国と県の財政支援なく、町が運航1回に340万円負担

【下】代船として運航している貨物船「ぶーげんびりあ」(鹿商海運ウェブサイトより)

   屋久島町と鹿児島市を結ぶ「フェリー屋久島2」(折田汽船)が故障で無期運休となっている問題をめぐり、代船の運航会社を傘下にもつ「いわさきコーポレーション」の岩崎芳太郎CEO(最高経営責任者)が、代船運航に対して財政支援をしない国と鹿児島県の責任について、自身の「X」に投稿している。公共交通を担う民間業者には限界があり、公的責任を肩代わりする立場ではないと主張し、「国も県も真に行政としての責任を全うしようと言う意識がなくなっている」と批判している。

町、4カ月で計1億7340万円支出の見込み

 昨年10月に「フェリー屋久島2」が運休して以降、いわさきグループの鹿商海運が代船として貨物船「ぶーげんびりあ」を運航し、屋久島と鹿児島本土との物流を支援。町が開示した記録文書によると、県や町などとの協議で岩崎CEOは、代船運航費は町の負担ではなく、国と県が財政的な支援をするべきだと主張してきたという。だが、国と県が財政支援に動くことはなく、町が運航1回につき340万円を負担し、昨年11月~今年3月の4カ月間で1億7340万円の支出を見込んでいる。

無期運休中の「フェリー屋久島2」(折田汽船ウェブサイトより)

「X」投稿、荒木町長に「国と県に働きかけろとハッパ」

 国と県から財政支援がない状況を受けて、岩崎CEOは昨年12月7日に「X」へ投稿し、国や県、町に対して、代船運航の体制を財政的に裏付けるための協議を早急にするように求めたが、行政側に「切迫感」はなく、12月に入っても「公式な回答はありません」と説明。さらに、個人的に「親しい」という荒木耕治町長には、「当事者意識を持って県や国にしっかり働きかけろとハッパをかけました」という。

本土と種子屋久の航路は「民間の投資で維持」

 それを踏まえ、「フェリー屋久島2」を運航する折田汽船について、民間業者には限界があるために「我が社に協力を依頼」したとして、「いくら公共交通事業者であっても民間である限り公的責任を国や県や町から肩代わりしなければならない立場ではありません」と主張。さらに、民間の投資だけで鹿児島本土と種子島・屋久島の航路が維持されており、島民は「それが空気と同じで当たり前に存在するもの」と考えているとした。

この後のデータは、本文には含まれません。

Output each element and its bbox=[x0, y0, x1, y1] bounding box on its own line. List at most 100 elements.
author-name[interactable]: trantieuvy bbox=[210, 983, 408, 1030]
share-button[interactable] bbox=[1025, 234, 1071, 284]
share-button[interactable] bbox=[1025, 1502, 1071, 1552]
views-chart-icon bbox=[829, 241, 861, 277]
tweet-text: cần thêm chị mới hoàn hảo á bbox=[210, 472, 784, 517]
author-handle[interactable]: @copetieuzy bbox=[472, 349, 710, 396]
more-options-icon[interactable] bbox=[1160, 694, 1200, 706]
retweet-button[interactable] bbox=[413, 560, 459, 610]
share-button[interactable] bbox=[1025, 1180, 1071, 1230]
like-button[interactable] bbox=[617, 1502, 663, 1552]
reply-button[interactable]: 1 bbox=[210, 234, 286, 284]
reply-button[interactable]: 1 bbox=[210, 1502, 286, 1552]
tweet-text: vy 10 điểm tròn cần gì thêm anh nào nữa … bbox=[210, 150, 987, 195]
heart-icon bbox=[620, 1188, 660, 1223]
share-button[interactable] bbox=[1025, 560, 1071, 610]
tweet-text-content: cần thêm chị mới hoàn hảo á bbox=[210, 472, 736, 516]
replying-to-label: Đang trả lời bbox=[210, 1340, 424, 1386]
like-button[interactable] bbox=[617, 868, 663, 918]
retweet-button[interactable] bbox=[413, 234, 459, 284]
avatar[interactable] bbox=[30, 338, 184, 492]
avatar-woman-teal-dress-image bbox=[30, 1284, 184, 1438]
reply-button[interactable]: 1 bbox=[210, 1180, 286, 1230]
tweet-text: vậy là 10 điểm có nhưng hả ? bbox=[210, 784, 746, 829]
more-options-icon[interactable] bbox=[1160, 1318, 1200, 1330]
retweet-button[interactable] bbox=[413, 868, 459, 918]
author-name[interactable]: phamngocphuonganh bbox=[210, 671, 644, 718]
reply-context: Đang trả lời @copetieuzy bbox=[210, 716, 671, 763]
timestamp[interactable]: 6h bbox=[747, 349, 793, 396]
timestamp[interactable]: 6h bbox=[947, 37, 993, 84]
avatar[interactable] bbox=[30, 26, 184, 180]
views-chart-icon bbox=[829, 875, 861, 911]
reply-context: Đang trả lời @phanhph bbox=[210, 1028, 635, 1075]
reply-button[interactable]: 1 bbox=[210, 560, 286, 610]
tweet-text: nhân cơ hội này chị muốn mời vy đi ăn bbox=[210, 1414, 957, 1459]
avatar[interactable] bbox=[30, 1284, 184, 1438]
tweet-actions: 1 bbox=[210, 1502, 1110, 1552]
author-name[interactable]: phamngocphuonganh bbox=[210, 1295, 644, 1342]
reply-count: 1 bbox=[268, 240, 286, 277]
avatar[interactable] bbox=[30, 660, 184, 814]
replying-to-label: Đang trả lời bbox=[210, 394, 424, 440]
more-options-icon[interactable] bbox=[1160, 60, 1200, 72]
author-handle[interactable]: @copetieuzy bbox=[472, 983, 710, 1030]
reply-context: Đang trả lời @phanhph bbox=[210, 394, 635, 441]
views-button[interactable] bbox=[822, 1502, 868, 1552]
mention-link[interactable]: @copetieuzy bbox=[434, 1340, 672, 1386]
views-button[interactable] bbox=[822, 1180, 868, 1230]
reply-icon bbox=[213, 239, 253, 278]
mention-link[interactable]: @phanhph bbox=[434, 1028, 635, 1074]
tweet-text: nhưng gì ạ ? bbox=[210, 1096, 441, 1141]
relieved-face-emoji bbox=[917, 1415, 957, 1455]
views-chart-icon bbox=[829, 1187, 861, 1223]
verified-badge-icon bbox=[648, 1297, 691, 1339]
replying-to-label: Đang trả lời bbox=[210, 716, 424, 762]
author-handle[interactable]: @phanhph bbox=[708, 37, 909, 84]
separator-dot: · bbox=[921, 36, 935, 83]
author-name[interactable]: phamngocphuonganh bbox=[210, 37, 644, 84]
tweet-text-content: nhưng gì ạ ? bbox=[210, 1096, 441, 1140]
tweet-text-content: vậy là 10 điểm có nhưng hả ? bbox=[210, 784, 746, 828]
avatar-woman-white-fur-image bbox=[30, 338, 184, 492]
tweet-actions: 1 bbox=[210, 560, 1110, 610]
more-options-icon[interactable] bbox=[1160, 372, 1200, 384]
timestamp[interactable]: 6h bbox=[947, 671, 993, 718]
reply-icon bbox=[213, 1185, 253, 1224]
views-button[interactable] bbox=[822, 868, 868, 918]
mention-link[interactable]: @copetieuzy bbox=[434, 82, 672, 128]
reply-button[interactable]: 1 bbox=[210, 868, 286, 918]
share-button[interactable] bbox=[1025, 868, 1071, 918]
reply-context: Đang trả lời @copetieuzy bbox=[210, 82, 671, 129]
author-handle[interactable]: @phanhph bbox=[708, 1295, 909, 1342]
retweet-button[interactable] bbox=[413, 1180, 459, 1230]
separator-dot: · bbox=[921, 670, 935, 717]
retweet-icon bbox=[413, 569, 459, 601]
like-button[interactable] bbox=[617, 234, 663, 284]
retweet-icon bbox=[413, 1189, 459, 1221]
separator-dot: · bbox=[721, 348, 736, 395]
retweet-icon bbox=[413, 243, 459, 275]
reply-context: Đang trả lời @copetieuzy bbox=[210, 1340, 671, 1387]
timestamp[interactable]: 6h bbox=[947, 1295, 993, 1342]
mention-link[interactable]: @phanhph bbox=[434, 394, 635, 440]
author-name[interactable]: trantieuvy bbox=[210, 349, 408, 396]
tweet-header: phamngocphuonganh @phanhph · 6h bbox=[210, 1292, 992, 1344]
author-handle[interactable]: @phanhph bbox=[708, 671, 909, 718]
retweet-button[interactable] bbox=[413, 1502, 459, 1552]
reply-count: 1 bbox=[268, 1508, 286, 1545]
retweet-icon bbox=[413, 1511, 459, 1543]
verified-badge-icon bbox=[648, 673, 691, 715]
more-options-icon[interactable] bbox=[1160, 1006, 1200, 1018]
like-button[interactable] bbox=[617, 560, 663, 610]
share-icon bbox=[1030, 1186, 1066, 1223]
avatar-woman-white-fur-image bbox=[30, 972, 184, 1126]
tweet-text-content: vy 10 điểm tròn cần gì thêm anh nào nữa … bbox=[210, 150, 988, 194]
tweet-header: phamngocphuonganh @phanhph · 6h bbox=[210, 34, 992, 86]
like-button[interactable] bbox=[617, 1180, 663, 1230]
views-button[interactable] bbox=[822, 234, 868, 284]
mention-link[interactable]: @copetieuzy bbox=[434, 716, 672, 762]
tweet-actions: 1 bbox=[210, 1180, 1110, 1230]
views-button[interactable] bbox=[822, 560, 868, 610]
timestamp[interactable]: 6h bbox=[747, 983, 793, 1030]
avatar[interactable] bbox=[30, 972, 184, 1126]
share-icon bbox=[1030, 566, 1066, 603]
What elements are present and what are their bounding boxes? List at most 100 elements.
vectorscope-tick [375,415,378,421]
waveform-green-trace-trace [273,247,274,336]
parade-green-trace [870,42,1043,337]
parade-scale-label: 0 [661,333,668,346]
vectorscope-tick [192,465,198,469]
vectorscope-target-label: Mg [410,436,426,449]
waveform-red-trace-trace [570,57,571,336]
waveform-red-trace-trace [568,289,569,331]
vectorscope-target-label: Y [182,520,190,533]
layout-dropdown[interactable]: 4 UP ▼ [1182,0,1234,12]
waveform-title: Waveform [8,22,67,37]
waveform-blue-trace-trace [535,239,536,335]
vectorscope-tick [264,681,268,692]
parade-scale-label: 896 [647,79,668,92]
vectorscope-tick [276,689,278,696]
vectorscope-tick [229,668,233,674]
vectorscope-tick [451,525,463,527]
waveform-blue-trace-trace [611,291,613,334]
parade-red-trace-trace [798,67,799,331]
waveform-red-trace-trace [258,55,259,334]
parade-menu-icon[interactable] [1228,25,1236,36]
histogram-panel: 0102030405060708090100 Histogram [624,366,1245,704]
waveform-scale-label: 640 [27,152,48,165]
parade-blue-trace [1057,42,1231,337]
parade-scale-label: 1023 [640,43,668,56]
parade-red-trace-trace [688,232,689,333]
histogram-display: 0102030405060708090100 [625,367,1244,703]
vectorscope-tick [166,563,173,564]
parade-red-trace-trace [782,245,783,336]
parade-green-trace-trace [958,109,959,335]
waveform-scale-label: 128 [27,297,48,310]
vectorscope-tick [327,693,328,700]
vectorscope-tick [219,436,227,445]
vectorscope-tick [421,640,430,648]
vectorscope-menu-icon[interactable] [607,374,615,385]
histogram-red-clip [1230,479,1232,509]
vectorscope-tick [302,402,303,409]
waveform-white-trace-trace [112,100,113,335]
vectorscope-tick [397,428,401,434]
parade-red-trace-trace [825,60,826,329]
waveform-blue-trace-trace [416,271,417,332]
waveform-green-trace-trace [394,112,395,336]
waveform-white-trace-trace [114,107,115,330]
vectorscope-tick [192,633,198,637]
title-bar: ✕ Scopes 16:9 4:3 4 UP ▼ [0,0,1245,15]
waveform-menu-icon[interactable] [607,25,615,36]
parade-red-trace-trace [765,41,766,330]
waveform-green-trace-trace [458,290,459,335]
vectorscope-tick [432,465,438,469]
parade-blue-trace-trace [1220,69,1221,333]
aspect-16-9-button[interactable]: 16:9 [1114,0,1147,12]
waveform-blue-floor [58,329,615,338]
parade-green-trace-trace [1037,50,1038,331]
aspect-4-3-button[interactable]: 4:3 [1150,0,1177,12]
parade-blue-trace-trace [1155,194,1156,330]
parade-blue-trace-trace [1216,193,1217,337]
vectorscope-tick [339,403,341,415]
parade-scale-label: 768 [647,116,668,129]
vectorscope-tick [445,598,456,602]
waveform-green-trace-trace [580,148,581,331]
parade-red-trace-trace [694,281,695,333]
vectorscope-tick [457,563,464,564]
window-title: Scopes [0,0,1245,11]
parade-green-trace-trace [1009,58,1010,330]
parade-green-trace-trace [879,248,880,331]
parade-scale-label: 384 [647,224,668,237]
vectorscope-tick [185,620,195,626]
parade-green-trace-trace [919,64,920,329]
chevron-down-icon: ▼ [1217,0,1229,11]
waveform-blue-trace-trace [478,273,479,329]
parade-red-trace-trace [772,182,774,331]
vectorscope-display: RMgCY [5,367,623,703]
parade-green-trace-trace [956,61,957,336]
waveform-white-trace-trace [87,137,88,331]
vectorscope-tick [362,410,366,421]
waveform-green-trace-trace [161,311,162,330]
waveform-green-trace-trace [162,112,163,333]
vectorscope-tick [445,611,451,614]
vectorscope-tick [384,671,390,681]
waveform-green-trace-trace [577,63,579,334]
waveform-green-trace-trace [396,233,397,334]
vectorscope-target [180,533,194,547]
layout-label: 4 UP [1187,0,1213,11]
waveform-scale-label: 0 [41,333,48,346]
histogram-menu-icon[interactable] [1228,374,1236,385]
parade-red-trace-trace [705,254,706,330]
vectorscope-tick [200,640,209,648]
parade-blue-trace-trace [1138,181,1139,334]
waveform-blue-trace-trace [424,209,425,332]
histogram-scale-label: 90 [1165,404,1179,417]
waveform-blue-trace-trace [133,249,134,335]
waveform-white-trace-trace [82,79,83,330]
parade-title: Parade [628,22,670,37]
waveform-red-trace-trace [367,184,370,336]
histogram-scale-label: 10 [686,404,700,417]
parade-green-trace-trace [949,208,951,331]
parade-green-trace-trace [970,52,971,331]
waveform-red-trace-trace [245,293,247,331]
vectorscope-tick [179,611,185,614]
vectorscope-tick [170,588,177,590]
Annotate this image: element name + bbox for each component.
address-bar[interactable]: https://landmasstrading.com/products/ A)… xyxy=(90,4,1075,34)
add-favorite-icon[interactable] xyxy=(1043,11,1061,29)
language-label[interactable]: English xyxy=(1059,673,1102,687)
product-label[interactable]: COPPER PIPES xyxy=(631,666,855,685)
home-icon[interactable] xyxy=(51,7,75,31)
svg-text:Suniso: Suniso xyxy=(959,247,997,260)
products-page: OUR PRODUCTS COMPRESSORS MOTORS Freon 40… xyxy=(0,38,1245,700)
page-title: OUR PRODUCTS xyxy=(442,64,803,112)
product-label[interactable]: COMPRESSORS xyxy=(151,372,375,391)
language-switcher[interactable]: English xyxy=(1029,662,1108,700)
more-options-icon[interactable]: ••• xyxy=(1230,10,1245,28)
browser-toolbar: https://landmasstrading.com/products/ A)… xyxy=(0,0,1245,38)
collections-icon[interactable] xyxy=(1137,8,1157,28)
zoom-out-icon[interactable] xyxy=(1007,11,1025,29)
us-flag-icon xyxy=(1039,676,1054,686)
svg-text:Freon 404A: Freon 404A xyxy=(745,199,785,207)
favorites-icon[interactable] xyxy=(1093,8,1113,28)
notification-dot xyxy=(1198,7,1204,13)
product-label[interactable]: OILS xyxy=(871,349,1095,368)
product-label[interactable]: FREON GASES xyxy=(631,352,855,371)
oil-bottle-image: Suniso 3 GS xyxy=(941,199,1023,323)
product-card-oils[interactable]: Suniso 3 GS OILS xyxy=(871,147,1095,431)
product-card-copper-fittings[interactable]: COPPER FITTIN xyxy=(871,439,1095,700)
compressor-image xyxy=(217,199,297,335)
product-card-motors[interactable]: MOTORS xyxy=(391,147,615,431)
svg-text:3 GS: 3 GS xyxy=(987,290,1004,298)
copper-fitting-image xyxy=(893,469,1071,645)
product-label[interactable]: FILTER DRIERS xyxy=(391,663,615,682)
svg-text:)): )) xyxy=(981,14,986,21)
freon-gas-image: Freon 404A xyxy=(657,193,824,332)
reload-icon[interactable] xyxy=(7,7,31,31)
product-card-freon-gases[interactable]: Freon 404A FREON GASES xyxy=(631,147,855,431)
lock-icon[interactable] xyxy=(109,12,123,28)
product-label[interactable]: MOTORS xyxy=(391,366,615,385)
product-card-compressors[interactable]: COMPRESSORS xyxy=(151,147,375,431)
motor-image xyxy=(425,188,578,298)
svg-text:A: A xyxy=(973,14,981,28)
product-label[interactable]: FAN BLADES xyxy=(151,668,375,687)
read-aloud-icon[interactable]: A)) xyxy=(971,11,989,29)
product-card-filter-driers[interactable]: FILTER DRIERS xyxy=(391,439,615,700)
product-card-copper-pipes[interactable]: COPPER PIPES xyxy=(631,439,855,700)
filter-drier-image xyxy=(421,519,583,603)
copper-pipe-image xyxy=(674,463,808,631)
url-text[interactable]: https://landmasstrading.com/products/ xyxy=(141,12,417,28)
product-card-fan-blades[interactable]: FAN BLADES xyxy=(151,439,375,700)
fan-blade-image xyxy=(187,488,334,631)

国と県が負うべき「つけ」が民間業者や島民に回っている

 さらに、岩崎CEOは「国も県も真に行政としての責任を全うしようと言う意識がなくなっています」としたうえで、その「つけ」が民間業者や島民、市民などに回っていると指摘。全国にある離島航路の多くが民間で維持されていることを踏まえ、「国土交通省が、総務省が、日本の過疎地の離島の交通を本当になんとかする気がないことを先ずは知事や政治家に理解させないと皆さんは生活できなくなります」と訴えている。